Anti-pipeline group to protest at B.C. political offices
Published Wednesday, October 24, 2012 7:05AM MDT
Last Updated Wednesday, October 24, 2012 7:10AM MDT
An anti-pipeline group that organized a massive rally at British Columbia’s legislature earlier this week is promising similar protests at politicians’ offices throughout the province Wednesday.
Defend Our Coast, a group fighting Enbridge’s proposed Northern Gateway pipeline, says it has organized rallies at 66 community locations, including MLA offices, with a total of 3,000 supporters signed up. A particularly large crowd is expected outside the office of Premier Christy Clark, despite her vowed skepticism about the project’s benefit to her province.
The National Energy Board has set the end of 2013 as its target timeline for a decision on the controversial pipeline -- a date beyond the province’s next election. Protesters say they want a clear stance on the project from the government before B.C. goes to the polls.
Defend Our Coast has also organized a demonstration outside the office of NDP leader Adrian Dix, who has already sworn his opposition to the pipeline. There are reports the group would like Dix to oppose the twinning of another pipeline that runs from the oilsands to the B.C. coast, the Kinder Morgan, which ends at Vancouver’s Burrard Inlet.
On Tuesday, Clark again complained that the energy giant had failed to address any of the BC Liberals’ key demands for the Northern Gateway project, which were laid out in July.

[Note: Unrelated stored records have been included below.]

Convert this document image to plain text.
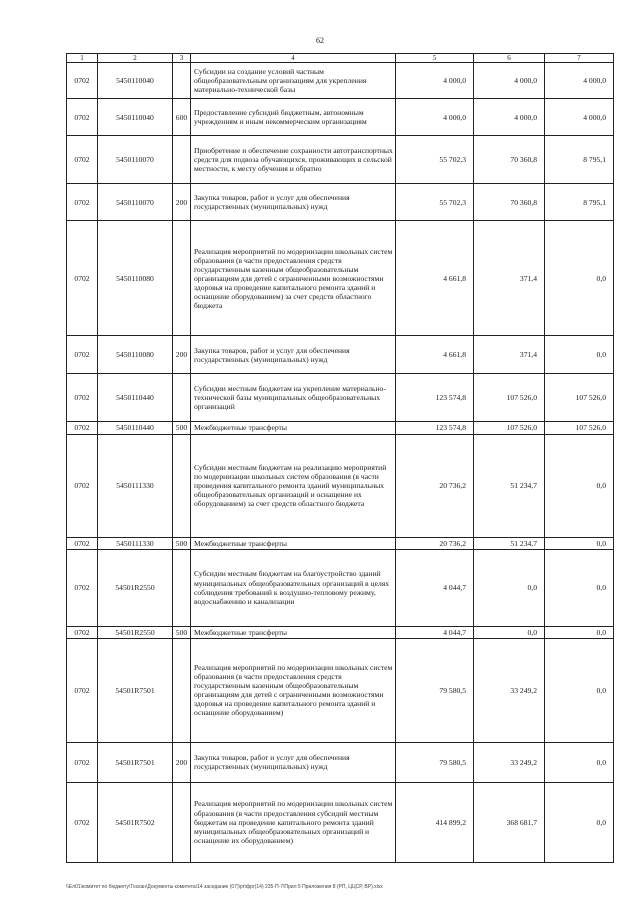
62
1	2	3	4	5	6	7
0702	5450110040		Субсидии на создание условий частным общеобразовательным организациям для укрепления материально-технической базы	4 000,0	4 000,0	4 000,0
0702	5450110040	600	Предоставление субсидий бюджетным, автономным учреждениям и иным некоммерческим организациям	4 000,0	4 000,0	4 000,0
0702	5450110070		Приобретение и обеспечение сохранности автотранспортных средств для подвоза обучающихся, проживающих в сельской местности, к месту обучения и обратно	55 702,3	70 360,8	8 795,1
0702	5450110070	200	Закупка товаров, работ и услуг для обеспечения государственных (муниципальных) нужд	55 702,3	70 360,8	8 795,1
0702	5450110080		Реализация мероприятий по модернизации школьных систем образования (в части предоставления средств государственным казенным общеобразовательным организациям для детей с ограниченными возможностями здоровья на проведение капитального ремонта зданий и оснащение оборудованием) за счет средств областного бюджета	4 661,8	371,4	0,0
0702	5450110080	200	Закупка товаров, работ и услуг для обеспечения государственных (муниципальных) нужд	4 661,8	371,4	0,0
0702	5450110440		Субсидии местным бюджетам на укрепление материально-технической базы муниципальных общеобразовательных организаций	123 574,8	107 526,0	107 526,0
0702	5450110440	500	Межбюджетные трансферты	123 574,8	107 526,0	107 526,0
0702	5450111330		Субсидии местным бюджетам на реализацию мероприятий по модернизации школьных систем образования (в части проведения капитального ремонта зданий муниципальных общеобразовательных организаций и оснащение их оборудованием) за счет средств областного бюджета	20 736,2	51 234,7	0,0
0702	5450111330	500	Межбюджетные трансферты	20 736,2	51 234,7	0,0
0702	54501R2550		Субсидии местным бюджетам на благоустройство зданий муниципальных общеобразовательных организаций в целях соблюдения требований к воздушно-тепловому режиму, водоснабжению и канализации	4 044,7	0,0	0,0
0702	54501R2550	500	Межбюджетные трансферты	4 044,7	0,0	0,0
0702	54501R7501		Реализация мероприятий по модернизации школьных систем образования (в части предоставления средств государственным казенным общеобразовательным организациям для детей с ограниченными возможностями здоровья на проведение капитального ремонта зданий и оснащение оборудованием)	79 580,5	33 249,2	0,0
0702	54501R7501	200	Закупка товаров, работ и услуг для обеспечения государственных (муниципальных) нужд	79 580,5	33 249,2	0,0
0702	54501R7502		Реализация мероприятий по модернизации школьных систем образования (в части предоставления субсидий местным бюджетам на проведение капитального ремонта зданий муниципальных общеобразовательных организаций и оснащение их оборудованием)	414 899,2	368 681,7	0,0
\\Ел01\комитет по бюджету\Тоскан\Документы комитета\14 заседание (07)\рг\фрг(14) 235-П-7\Прил 5 Приложения 8 (РП, ЦЦСР, ВР).xlsx
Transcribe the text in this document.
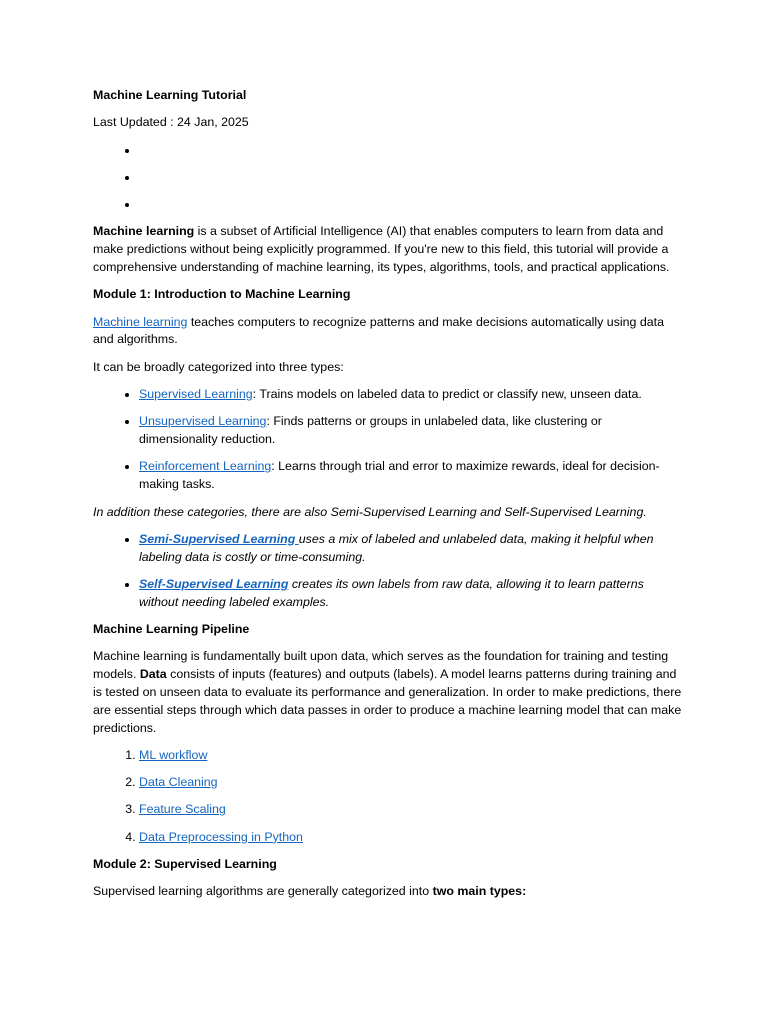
Machine Learning Tutorial

Last Updated : 24 Jan, 2025

•
•
•

Machine learning is a subset of Artificial Intelligence (AI) that enables computers to learn from data and make predictions without being explicitly programmed. If you're new to this field, this tutorial will provide a comprehensive understanding of machine learning, its types, algorithms, tools, and practical applications.

Module 1: Introduction to Machine Learning

Machine learning teaches computers to recognize patterns and make decisions automatically using data and algorithms.

It can be broadly categorized into three types:

• Supervised Learning: Trains models on labeled data to predict or classify new, unseen data.
• Unsupervised Learning: Finds patterns or groups in unlabeled data, like clustering or dimensionality reduction.
• Reinforcement Learning: Learns through trial and error to maximize rewards, ideal for decision-making tasks.

In addition these categories, there are also Semi-Supervised Learning and Self-Supervised Learning.

• Semi-Supervised Learning uses a mix of labeled and unlabeled data, making it helpful when labeling data is costly or time-consuming.
• Self-Supervised Learning creates its own labels from raw data, allowing it to learn patterns without needing labeled examples.

Machine Learning Pipeline

Machine learning is fundamentally built upon data, which serves as the foundation for training and testing models. Data consists of inputs (features) and outputs (labels). A model learns patterns during training and is tested on unseen data to evaluate its performance and generalization. In order to make predictions, there are essential steps through which data passes in order to produce a machine learning model that can make predictions.

1. ML workflow
2. Data Cleaning
3. Feature Scaling
4. Data Preprocessing in Python

Module 2: Supervised Learning

Supervised learning algorithms are generally categorized into two main types:
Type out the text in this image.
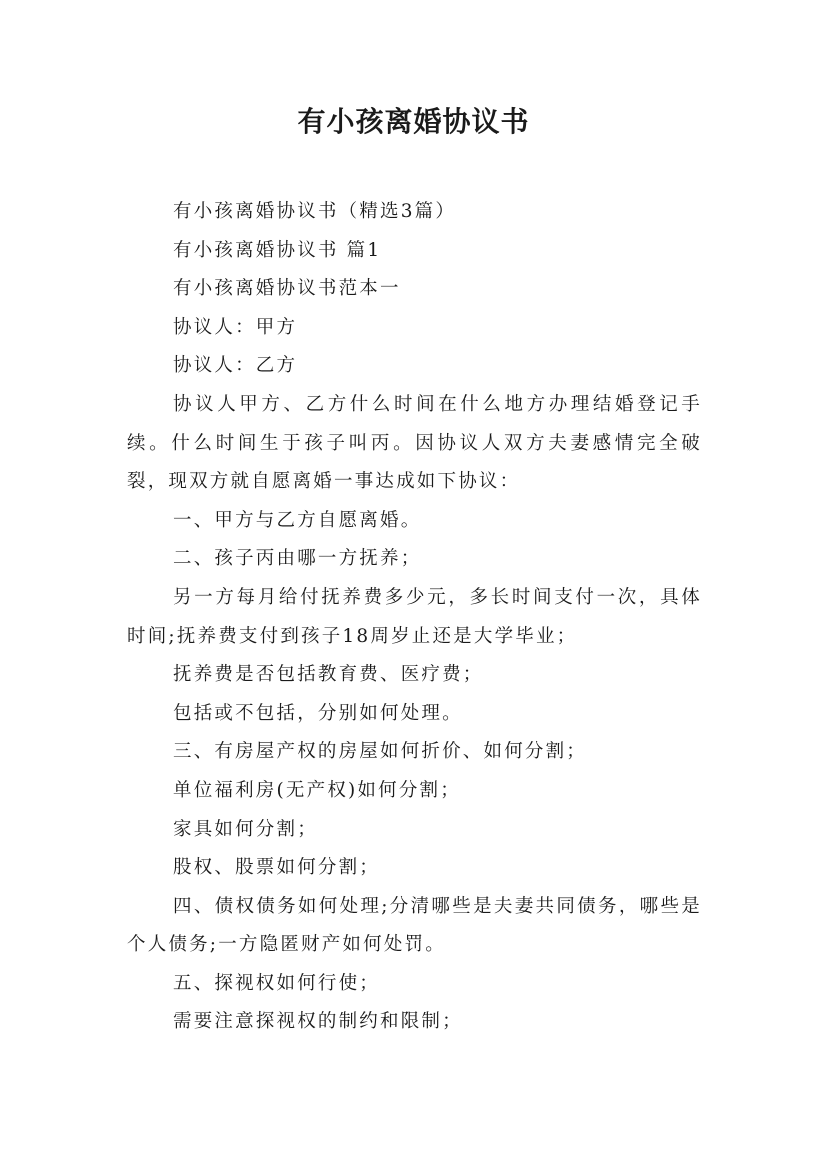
有小孩离婚协议书

有小孩离婚协议书（精选3篇）

有小孩离婚协议书 篇1

有小孩离婚协议书范本一

协议人：甲方

协议人：乙方

协议人甲方、乙方什么时间在什么地方办理结婚登记手续。什么时间生于孩子叫丙。因协议人双方夫妻感情完全破裂，现双方就自愿离婚一事达成如下协议：

一、甲方与乙方自愿离婚。

二、孩子丙由哪一方抚养；

另一方每月给付抚养费多少元，多长时间支付一次，具体时间;抚养费支付到孩子18周岁止还是大学毕业；

抚养费是否包括教育费、医疗费；

包括或不包括，分别如何处理。

三、有房屋产权的房屋如何折价、如何分割；

单位福利房(无产权)如何分割；

家具如何分割；

股权、股票如何分割；

四、债权债务如何处理;分清哪些是夫妻共同债务，哪些是个人债务;一方隐匿财产如何处罚。

五、探视权如何行使；

需要注意探视权的制约和限制；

They want the company to fit the pipeline with advanced spill-protection and response systems, to lay out the benefits for the province, complete an environmental review and appropriately address the concerns of the aboriginal populations whose traditional lands will be impacted.

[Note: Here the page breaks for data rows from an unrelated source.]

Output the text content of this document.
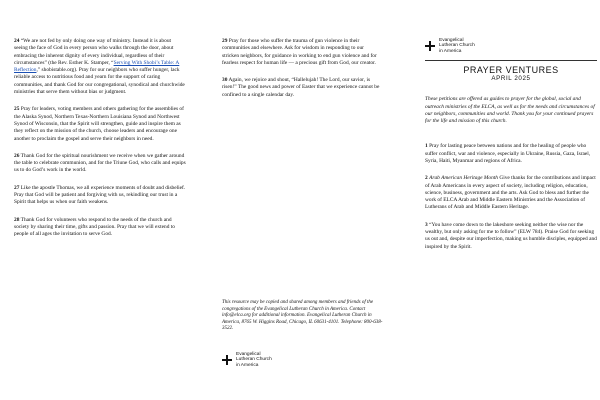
24 “We are not fed by only doing one way of ministry. Instead it is about seeing the face of God in every person who walks through the door, about embracing the inherent dignity of every individual, regardless of their circumstances” (the Rev. Esther K. Stamper, “Serving With Shobi’s Table: A Reflection,” shobistable.org). Pray for our neighbors who suffer hunger, lack reliable access to nutritious food and yearn for the support of caring communities, and thank God for our congregational, synodical and churchwide ministries that serve them without bias or judgment.

25 Pray for leaders, voting members and others gathering for the assemblies of the Alaska Synod, Northern Texas-Northern Louisiana Synod and Northwest Synod of Wisconsin, that the Spirit will strengthen, guide and inspire them as they reflect on the mission of the church, choose leaders and encourage one another to proclaim the gospel and serve their neighbors in need.

26 Thank God for the spiritual nourishment we receive when we gather around the table to celebrate communion, and for the Triune God, who calls and equips us to do God’s work in the world.

27 Like the apostle Thomas, we all experience moments of doubt and disbelief. Pray that God will be patient and forgiving with us, rekindling our trust in a Spirit that helps us when our faith weakens.

28 Thank God for volunteers who respond to the needs of the church and society by sharing their time, gifts and passion. Pray that we will extend to people of all ages the invitation to serve God.

29 Pray for those who suffer the trauma of gun violence in their communities and elsewhere. Ask for wisdom in responding to our stricken neighbors, for guidance in working to end gun violence and for fearless respect for human life — a precious gift from God, our creator.

30 Again, we rejoice and shout, “Hallelujah! The Lord, our savior, is risen!” The good news and power of Easter that we experience cannot be confined to a single calendar day.

This resource may be copied and shared among members and friends of the congregations of the Evangelical Lutheran Church in America. Contact info@elca.org for additional information. Evangelical Lutheran Church in America, 8765 W. Higgins Road, Chicago, IL 60631-4101. Telephone: 800-638-3522.

Evangelical
Lutheran Church
in America
Evangelical
Lutheran Church
in America
PRAYER VENTURES
APRIL 2025

These petitions are offered as guides to prayer for the global, social and outreach ministries of the ELCA, as well as for the needs and circumstances of our neighbors, communities and world. Thank you for your continued prayers for the life and mission of this church.

1 Pray for lasting peace between nations and for the healing of people who suffer conflict, war and violence, especially in Ukraine, Russia, Gaza, Israel, Syria, Haiti, Myanmar and regions of Africa.

2 Arab American Heritage Month Give thanks for the contributions and impact of Arab Americans in every aspect of society, including religion, education, science, business, government and the arts. Ask God to bless and further the work of ELCA Arab and Middle Eastern Ministries and the Association of Lutherans of Arab and Middle Eastern Heritage.

3 “You have come down to the lakeshore seeking neither the wise nor the wealthy, but only asking for me to follow” (ELW 784). Praise God for seeking us out and, despite our imperfection, making us humble disciples, equipped and inspired by the Spirit.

“We are not getting the answers we need out of Enbridge to give us a sense of security that our environment is going to be adequately protected,” she said.

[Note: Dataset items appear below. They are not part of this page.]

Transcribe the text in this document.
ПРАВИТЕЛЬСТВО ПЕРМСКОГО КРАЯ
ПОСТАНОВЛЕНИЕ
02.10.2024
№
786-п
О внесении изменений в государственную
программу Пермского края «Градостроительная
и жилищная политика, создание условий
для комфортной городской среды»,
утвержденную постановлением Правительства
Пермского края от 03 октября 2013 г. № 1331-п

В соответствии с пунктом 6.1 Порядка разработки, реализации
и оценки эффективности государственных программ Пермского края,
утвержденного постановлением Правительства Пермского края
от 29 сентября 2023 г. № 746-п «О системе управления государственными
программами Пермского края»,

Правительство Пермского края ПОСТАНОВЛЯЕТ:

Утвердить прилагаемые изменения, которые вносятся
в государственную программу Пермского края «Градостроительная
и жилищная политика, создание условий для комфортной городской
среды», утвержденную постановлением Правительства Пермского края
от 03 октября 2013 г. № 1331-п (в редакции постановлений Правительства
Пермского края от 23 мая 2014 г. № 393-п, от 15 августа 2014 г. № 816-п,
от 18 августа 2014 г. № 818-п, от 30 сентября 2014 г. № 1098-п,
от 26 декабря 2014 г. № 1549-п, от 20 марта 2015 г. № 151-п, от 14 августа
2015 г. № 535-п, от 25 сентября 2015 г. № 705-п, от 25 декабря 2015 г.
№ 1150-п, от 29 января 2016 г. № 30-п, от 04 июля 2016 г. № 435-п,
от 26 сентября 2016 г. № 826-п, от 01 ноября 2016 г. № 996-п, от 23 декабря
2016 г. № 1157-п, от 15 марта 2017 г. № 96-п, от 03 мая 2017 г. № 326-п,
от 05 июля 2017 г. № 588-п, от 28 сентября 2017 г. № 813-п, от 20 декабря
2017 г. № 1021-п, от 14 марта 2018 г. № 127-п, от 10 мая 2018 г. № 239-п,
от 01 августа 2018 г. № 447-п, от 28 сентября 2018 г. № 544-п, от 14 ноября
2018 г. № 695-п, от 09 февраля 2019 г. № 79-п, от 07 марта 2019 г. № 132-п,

Clark’s critics, however, say she’s just stalling, and have accused her of trying to avoid making a decision on whether the $8-billion project can proceed. A recent poll indicated her stance hasn’t earned her much political clout.
Enbridge has so far released thousands of documents detailing the route, protective measures and disaster response plans it would enact with the project, filing the documents with the National Energy Board’s Joint Review Panel. The premier said her government has seen the documents but wants to see what comes out of the panel’s hearings.
“The process we’re in now is the cross-examination process,” Clark said. “When you get a chance to question the proponent directly, you get better answers. In many cases you get much, much more information. And so what we’re learning through the cross-examination process has been extremely valuable.”